Bize Muhammed b. Abbâd ve İbn Ebu Ömer, o ikisine Süfyan, ona Hişam b. Huceyr, ona Tâvus, ona da Ebu Hureyre, Hz. Peygamber'in (sav) şöyle buyurduğunu rivayet etmiştir: "Allah'ın peygamberi olan Hz. Davud'un oğlu Süleyman (as) 'Ben bu gece yetmiş kadını dolaşacağım ve bunların her biri Allah yolunda savaşacak bir çocuk doğuracaktır' dedi. Arkadaşı yahut melek onu 'İnşallah de' diye uyardı. Fakat Hz. Süleyman demedi ve unuttu. Neticede biri hariç kadınlardan hiç biri doğurmadı, o da yarım (özürlü) bir çocuk dünyaya getirdi. Bunun üzerine Rasulullah (sav) 'İnşallah deseydi, yemini boşa çıkmaz ve ihtiyacı da görülürdü' buyurdu.

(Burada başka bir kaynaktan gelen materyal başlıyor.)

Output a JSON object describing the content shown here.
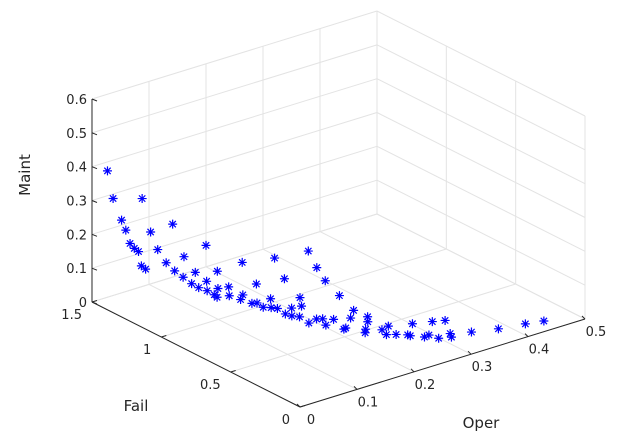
{
  "chart_data": {
    "type": "scatter",
    "projection": "3d",
    "title": "",
    "xlabel": "Oper",
    "ylabel": "Fail",
    "zlabel": "Maint",
    "xlim": [
      0,
      0.5
    ],
    "ylim": [
      0,
      1.5
    ],
    "zlim": [
      0,
      0.6
    ],
    "xticks": [
      "0",
      "0.1",
      "0.2",
      "0.3",
      "0.4",
      "0.5"
    ],
    "yticks": [
      "0",
      "0.5",
      "1",
      "1.5"
    ],
    "zticks": [
      "0",
      "0.1",
      "0.2",
      "0.3",
      "0.4",
      "0.5",
      "0.6"
    ],
    "grid": true,
    "marker": "asterisk",
    "marker_color": "#0000ff",
    "points": [
      [
        0.015,
        1.45,
        0.39
      ],
      [
        0.02,
        1.43,
        0.31
      ],
      [
        0.03,
        1.41,
        0.245
      ],
      [
        0.035,
        1.4,
        0.215
      ],
      [
        0.04,
        1.39,
        0.175
      ],
      [
        0.045,
        1.38,
        0.16
      ],
      [
        0.05,
        1.37,
        0.15
      ],
      [
        0.055,
        1.37,
        0.105
      ],
      [
        0.06,
        1.36,
        0.095
      ],
      [
        0.015,
        1.2,
        0.36
      ],
      [
        0.025,
        1.18,
        0.26
      ],
      [
        0.035,
        1.17,
        0.205
      ],
      [
        0.045,
        1.15,
        0.165
      ],
      [
        0.055,
        1.13,
        0.14
      ],
      [
        0.065,
        1.11,
        0.12
      ],
      [
        0.075,
        1.09,
        0.1
      ],
      [
        0.085,
        1.08,
        0.085
      ],
      [
        0.095,
        1.06,
        0.075
      ],
      [
        0.105,
        1.05,
        0.06
      ],
      [
        0.11,
        1.05,
        0.05
      ],
      [
        0.015,
        0.98,
        0.33
      ],
      [
        0.03,
        0.96,
        0.23
      ],
      [
        0.045,
        0.94,
        0.18
      ],
      [
        0.06,
        0.92,
        0.15
      ],
      [
        0.075,
        0.9,
        0.125
      ],
      [
        0.09,
        0.88,
        0.1
      ],
      [
        0.105,
        0.86,
        0.085
      ],
      [
        0.12,
        0.84,
        0.07
      ],
      [
        0.135,
        0.82,
        0.055
      ],
      [
        0.155,
        0.8,
        0.045
      ],
      [
        0.175,
        0.78,
        0.04
      ],
      [
        0.19,
        0.77,
        0.04
      ],
      [
        0.02,
        0.76,
        0.31
      ],
      [
        0.035,
        0.74,
        0.23
      ],
      [
        0.05,
        0.72,
        0.18
      ],
      [
        0.07,
        0.7,
        0.15
      ],
      [
        0.09,
        0.68,
        0.12
      ],
      [
        0.11,
        0.66,
        0.1
      ],
      [
        0.13,
        0.64,
        0.075
      ],
      [
        0.15,
        0.62,
        0.06
      ],
      [
        0.175,
        0.6,
        0.045
      ],
      [
        0.2,
        0.58,
        0.035
      ],
      [
        0.225,
        0.56,
        0.03
      ],
      [
        0.25,
        0.54,
        0.025
      ],
      [
        0.03,
        0.54,
        0.3
      ],
      [
        0.05,
        0.52,
        0.23
      ],
      [
        0.07,
        0.5,
        0.18
      ],
      [
        0.1,
        0.47,
        0.12
      ],
      [
        0.125,
        0.45,
        0.09
      ],
      [
        0.15,
        0.43,
        0.075
      ],
      [
        0.18,
        0.41,
        0.055
      ],
      [
        0.21,
        0.39,
        0.04
      ],
      [
        0.245,
        0.37,
        0.035
      ],
      [
        0.28,
        0.34,
        0.03
      ],
      [
        0.31,
        0.32,
        0.025
      ],
      [
        0.33,
        0.31,
        0.02
      ],
      [
        0.06,
        0.43,
        0.32
      ],
      [
        0.07,
        0.4,
        0.26
      ],
      [
        0.09,
        0.37,
        0.2
      ],
      [
        0.12,
        0.33,
        0.13
      ],
      [
        0.15,
        0.3,
        0.09
      ],
      [
        0.18,
        0.27,
        0.07
      ],
      [
        0.21,
        0.24,
        0.055
      ],
      [
        0.24,
        0.21,
        0.045
      ],
      [
        0.27,
        0.18,
        0.035
      ],
      [
        0.3,
        0.15,
        0.03
      ],
      [
        0.33,
        0.12,
        0.025
      ],
      [
        0.37,
        0.09,
        0.02
      ],
      [
        0.41,
        0.06,
        0.02
      ],
      [
        0.44,
        0.05,
        0.015
      ],
      [
        0.09,
        0.31,
        0.35
      ],
      [
        0.1,
        0.29,
        0.3
      ],
      [
        0.11,
        0.27,
        0.26
      ],
      [
        0.13,
        0.25,
        0.21
      ],
      [
        0.15,
        0.23,
        0.16
      ],
      [
        0.17,
        0.21,
        0.12
      ],
      [
        0.19,
        0.19,
        0.09
      ],
      [
        0.21,
        0.17,
        0.07
      ],
      [
        0.23,
        0.15,
        0.06
      ],
      [
        0.25,
        0.13,
        0.05
      ],
      [
        0.27,
        0.11,
        0.04
      ],
      [
        0.29,
        0.1,
        0.035
      ]
    ]
  }
}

Bize Abd b. Humeyd, ona Abdürrezzak b. Hemmâm, ona Ma'mer, ona İbn Tâvus, ona da babası, Ebu Hureyre'nin şöyle dediğini rivayet etmiştir: "Hz. Davud'un oğlu Süleyman (as) 'Bu gece mutlaka yetmiş kadını dolaşacağım ve her biri Allah yolunda harb edecek birer oğlan doğuracak' diye yemin etti. Kendisine 'İnşallah de' diye ihtarda bulunulmasına rağmen, o demedi ve kadınları dolaştı. Ancak yarım bir insan doğuran bir kadın hariç, o kadınlardan hiç biri doğum yapmadı. Ebu Hureyre, Hz. Peygamber'in şöyle buyurduğunu söylemiştir: 'İnşallah deseydi, yemininden dönmüş olmaz ve hacetine de nail olurdu'."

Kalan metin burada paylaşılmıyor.